In several articles of this blog, we have discussed topics concerning the types of genetic diseases, including recessive diseases and their consideration mostly as rare diseases. We have also discussed the criteria to be followed when designing a panel for carrier screening analysis, where it was emphasized that the criteria for inclusion of diseases in carrier test panels are not completely closed, leaving room for the interpretation of each laboratory as to which diseases are considered severe or which affected systems are relevant when establishing this severity or the precocity of the age of onset. All this causes the existence of different panels with the same purpose, to determine the carrier status of recessive diseases in people willing to start a reproductive project.
As to the question of whether the different panels available are equal, the answer depends on the point of view according to which equivalence is interpreted. From a more general point of view, understanding equivalence as “same purpose”, the answer is yes. The different recessive disease carrier tests performed by genetic laboratories have the same purpose: to determine the carrier status of the person tested for recessive diseases in order to compare the results with those of his or her reproductive partner, thus allowing preventive decisions to be made about the diseases tested prior to or during pregnancy.
From a more concrete point of view, regarding whether the panels are compatible with each other when it comes to compatibility of the results, the answer is less categorical, depending on the results obtained by each person. That is to say, if a person, let us suppose her name is Maria, takes a carrier test and is identified as a carrier of only one disease that is included in all the carrier test panels (such as Cystic Fibrosis) then theoretically Maria’s analysis would be compatible with all the carrier tests given that her reproductive partner will have been tested for the disease of interest, whatever his carrier test may be. However, compatibility must be made taking into account the results of both patients. If the diseases for which Maria’s partner, let’s assume her name is Juan, are not included in the test performed on Maria, then the two tests would be incompatible and to determine the reproductive risk of the diseases identified in Juan it would be necessary to perform a new test on Maria to determine if she is a carrier of those diseases.
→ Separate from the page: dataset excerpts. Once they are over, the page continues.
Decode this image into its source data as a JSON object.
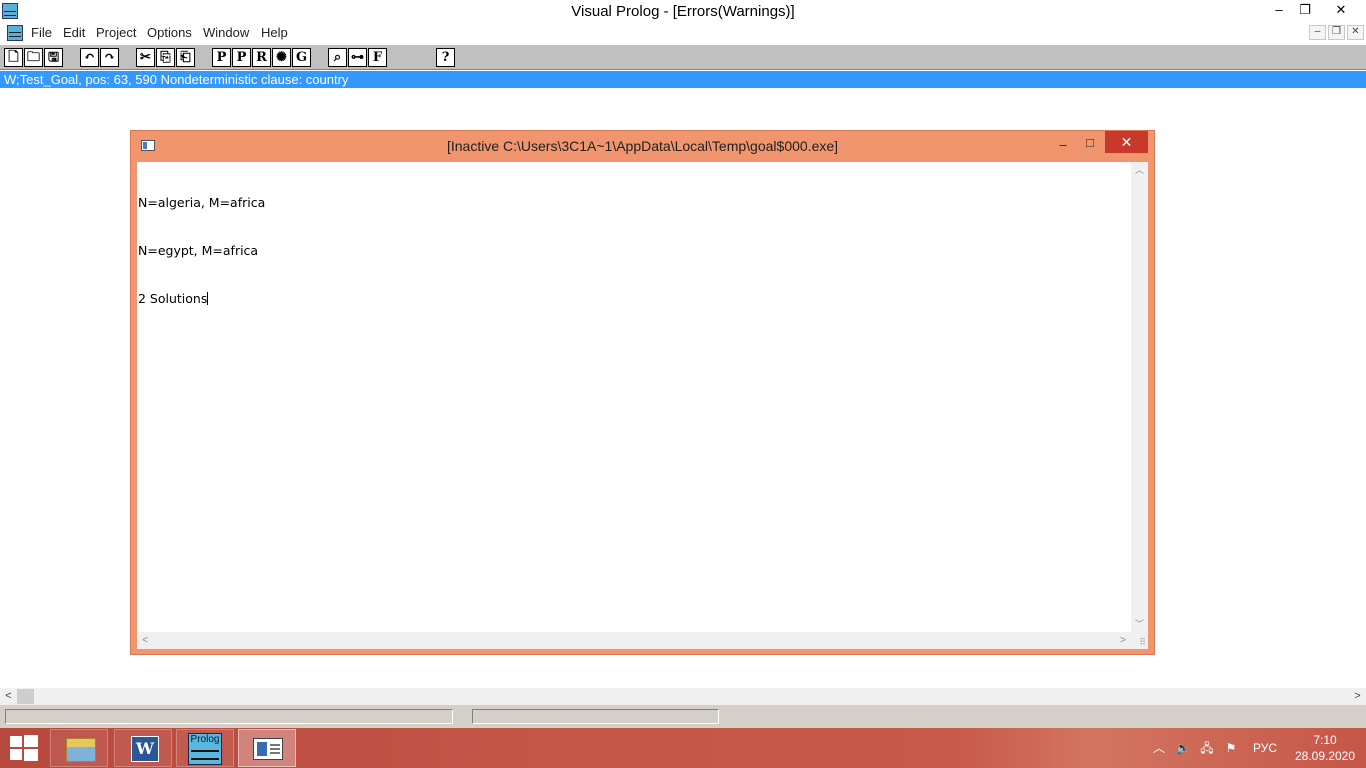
{
  "window": {
    "title": "Visual Prolog - [Errors(Warnings)]",
    "app_icon": "prolog-icon",
    "controls": {
      "minimize": "–",
      "maximize": "❐",
      "close": "✕"
    }
  },
  "menu": {
    "items": [
      "File",
      "Edit",
      "Project",
      "Options",
      "Window",
      "Help"
    ],
    "mdi_controls": {
      "minimize": "–",
      "restore": "❐",
      "close": "✕"
    }
  },
  "toolbar": {
    "buttons": [
      {
        "name": "new-file",
        "glyph": "🗋"
      },
      {
        "name": "open-file",
        "glyph": "🗀"
      },
      {
        "name": "save",
        "glyph": "🖫"
      },
      {
        "name": "undo",
        "glyph": "↶"
      },
      {
        "name": "redo",
        "glyph": "↷"
      },
      {
        "name": "cut",
        "glyph": "✂"
      },
      {
        "name": "copy",
        "glyph": "⎘"
      },
      {
        "name": "paste",
        "glyph": "⎗"
      },
      {
        "name": "compile",
        "glyph": "P"
      },
      {
        "name": "project-compile",
        "glyph": "P"
      },
      {
        "name": "run",
        "glyph": "R"
      },
      {
        "name": "debug",
        "glyph": "✺"
      },
      {
        "name": "goal",
        "glyph": "G"
      },
      {
        "name": "browse",
        "glyph": "⌕"
      },
      {
        "name": "tree",
        "glyph": "⊶"
      },
      {
        "name": "find",
        "glyph": "F"
      },
      {
        "name": "help",
        "glyph": "?"
      }
    ]
  },
  "message_line": "W;Test_Goal, pos: 63, 590 Nondeterministic clause: country",
  "inner_window": {
    "title": "[Inactive C:\\Users\\3C1A~1\\AppData\\Local\\Temp\\goal$000.exe]",
    "controls": {
      "minimize": "–",
      "maximize": "□",
      "close": "✕"
    },
    "output_lines": [
      "N=algeria, M=africa",
      "N=egypt, M=africa",
      "2 Solutions"
    ]
  },
  "taskbar": {
    "apps": [
      {
        "name": "file-explorer",
        "active": false
      },
      {
        "name": "word",
        "label": "W",
        "active": false
      },
      {
        "name": "prolog",
        "label": "Prolog",
        "active": false
      },
      {
        "name": "visual-prolog-window",
        "active": true
      }
    ],
    "language": "РУС",
    "time": "7:10",
    "date": "28.09.2020"
  },
  "colors": {
    "message_bg": "#3399ff",
    "inner_window_frame": "#f0956d",
    "close_button": "#c7392b",
    "toolbar_bg": "#c0c0c0"
  }
}
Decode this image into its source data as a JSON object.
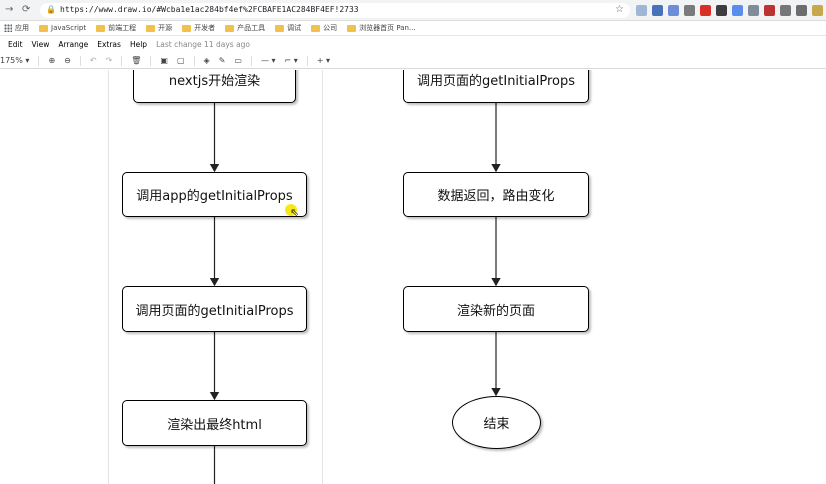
{
  "browser": {
    "url": "https://www.draw.io/#Wcba1e1ac284bf4ef%2FCBAFE1AC284BF4EF!2733",
    "bookmarks": [
      {
        "label": "应用",
        "type": "apps"
      },
      {
        "label": "JavaScript",
        "type": "folder"
      },
      {
        "label": "前端工程",
        "type": "folder"
      },
      {
        "label": "开源",
        "type": "folder"
      },
      {
        "label": "开发者",
        "type": "folder"
      },
      {
        "label": "产品工具",
        "type": "folder"
      },
      {
        "label": "调试",
        "type": "folder"
      },
      {
        "label": "公司",
        "type": "folder"
      },
      {
        "label": "浏览器首页 Pan...",
        "type": "folder"
      }
    ],
    "extension_colors": [
      "#9fb7d6",
      "#4a72b6",
      "#6b8ed6",
      "#7a7a7a",
      "#d93025",
      "#3d3d3d",
      "#5b8def",
      "#7f8c9a",
      "#b33",
      "#777",
      "#6d6d6d",
      "#c7a94d",
      "#999"
    ]
  },
  "menu": {
    "items": [
      "Edit",
      "View",
      "Arrange",
      "Extras",
      "Help"
    ],
    "last_change": "Last change 11 days ago"
  },
  "toolbar": {
    "zoom": "175%"
  },
  "diagram": {
    "left": [
      "nextjs开始渲染",
      "调用app的getInitialProps",
      "调用页面的getInitialProps",
      "渲染出最终html"
    ],
    "right": [
      "调用页面的getInitialProps",
      "数据返回，路由变化",
      "渲染新的页面",
      "结束"
    ]
  },
  "colors": {
    "node_border": "#000000",
    "cursor_highlight": "#f5e600"
  }
}
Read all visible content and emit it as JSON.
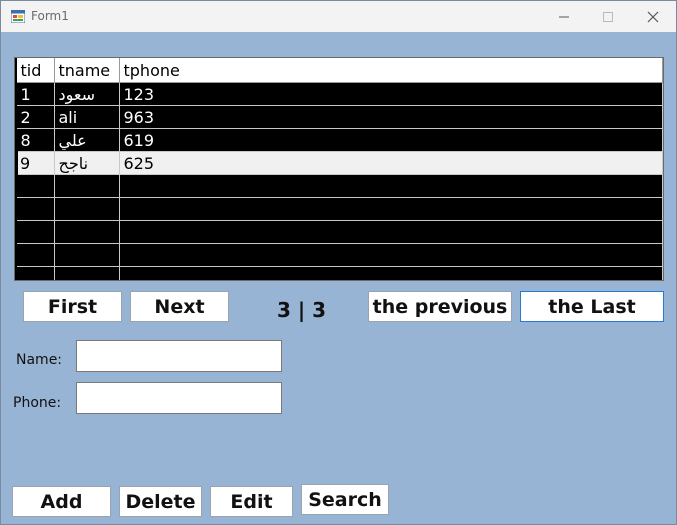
{
  "window": {
    "title": "Form1"
  },
  "grid": {
    "columns": [
      "tid",
      "tname",
      "tphone"
    ],
    "rows": [
      {
        "tid": "1",
        "tname": "سعود",
        "tphone": "123"
      },
      {
        "tid": "2",
        "tname": "ali",
        "tphone": "963"
      },
      {
        "tid": "8",
        "tname": "علي",
        "tphone": "619"
      },
      {
        "tid": "9",
        "tname": "ناجح",
        "tphone": "625"
      }
    ]
  },
  "navigation": {
    "first_label": "First",
    "next_label": "Next",
    "counter": "3 | 3",
    "previous_label": "the previous",
    "last_label": "the Last"
  },
  "form": {
    "name_label": "Name:",
    "name_value": "",
    "phone_label": "Phone:",
    "phone_value": ""
  },
  "actions": {
    "add_label": "Add",
    "delete_label": "Delete",
    "edit_label": "Edit",
    "search_label": "Search"
  }
}
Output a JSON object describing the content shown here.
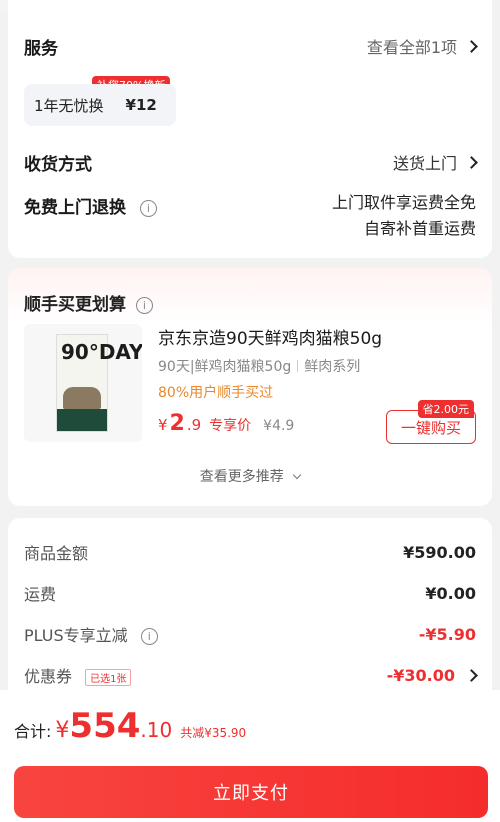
{
  "service": {
    "title": "服务",
    "view_all": "查看全部1项",
    "chip_tag": "补您70%换新",
    "chip_name": "1年无忧换",
    "chip_price": "¥12"
  },
  "delivery": {
    "title": "收货方式",
    "value": "送货上门"
  },
  "return": {
    "title": "免费上门退换",
    "info_icon": "i",
    "line1": "上门取件享运费全免",
    "line2": "自寄补首重运费"
  },
  "recommend": {
    "title": "顺手买更划算",
    "info_icon": "i",
    "image_text": "90°DAY",
    "product_name": "京东京造90天鲜鸡肉猫粮50g",
    "sub1": "90天|鲜鸡肉猫粮50g",
    "sub2": "鲜肉系列",
    "hot": "80%用户顺手买过",
    "price_cur": "¥",
    "price_int": "2",
    "price_dec": ".9",
    "price_label": "专享价",
    "orig_price": "¥4.9",
    "save_tag": "省2.00元",
    "buy_label": "一键购买",
    "more": "查看更多推荐"
  },
  "amounts": {
    "goods_label": "商品金额",
    "goods_value": "¥590.00",
    "shipping_label": "运费",
    "shipping_value": "¥0.00",
    "plus_label": "PLUS专享立减",
    "plus_info_icon": "i",
    "plus_value": "-¥5.90",
    "coupon_label": "优惠券",
    "coupon_tag": "已选1张",
    "coupon_value": "-¥30.00"
  },
  "footer": {
    "total_label": "合计:",
    "total_cur": "¥",
    "total_int": "554",
    "total_dec": ".10",
    "saved": "共减¥35.90",
    "pay_label": "立即支付"
  },
  "colors": {
    "accent": "#ee2f2f",
    "hot": "#e8892c"
  }
}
Consequently, the compatibility between different carrier tests depends on the results obtained by each member of the couple, given that when analyzing different diseases, there is the possibility that the design of the carrier test performed includes the analysis of the genes of interest (as in the case of the test performed on Juan for his compatibility with María) or that in the design of the test it was determined that a certain disease did not meet the criteria recommended by scientific societies for the design of carrier screening test panels (as in the case of the test performed on María for her compatibility with Juan).
Therefore, it is important to take into account different criteria when choosing a carrier test, among which, in case a member of the couple has already undergone a test, it is important to assess the compatibility between different panels in order to reduce the chances of having to perform new tests to determine the risk of offspring affected by the diseases tested. If the purpose of the tests is taken into account, another important consideration is to ensure that the test chosen is aimed at reducing the risk of offspring affected by recessive diseases in order to avoid those tests which, although genetic, do not have this as their main purpose and, consequently, do not achieve this objective.